At this point speed was reduced to eight knots and the “Prince” moved along more moderately.

“What is it ahead?” asked Dave Darrin, who had just turned out and come briskly up to the bridge.

“It’s a one-sided fight,” Dan answered, “but I don’t know the kind of craft. Undoubtedly one is a submarine. She can’t have been very seriously hit, either, or the firing would be ended.”

“You have a searchlight?”

“Yes, but with the strictest orders not to use it except to save ship and crew,” was Dan’s answer.

Soon after, despite the darkness, the chums were able to make out a steamship ahead, heeled well over to port. And the flashes of a gun were so close to the water as to indicate that a submarine was firing, even before its outlines could be made out.

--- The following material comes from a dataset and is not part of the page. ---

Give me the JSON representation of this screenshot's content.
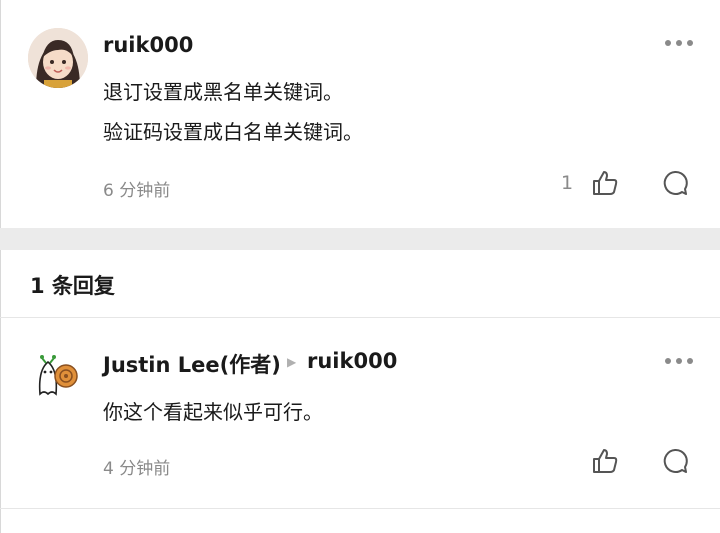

“The cowardly hounds!” blazed Dave, indignantly. “They’ve got that ship sinking, and all they’re doing is terrorizing the poor wretches aboard by slow, systematic murder!”

“I’ll get them as soon as I have light enough for a gunner’s sight,” muttered Dan Dalzell. Calling a boatswain’s mate under the bridge, he directed him to hoist a Norwegian flag at the stern, and to bend and hoist the signal:

“We wish to save crew and passengers.”

“And that’s the truth, too, though perhaps not all of it,” snorted Dalzell, all of whose fighting blood had been aroused by the cowardly proceeding going on ahead.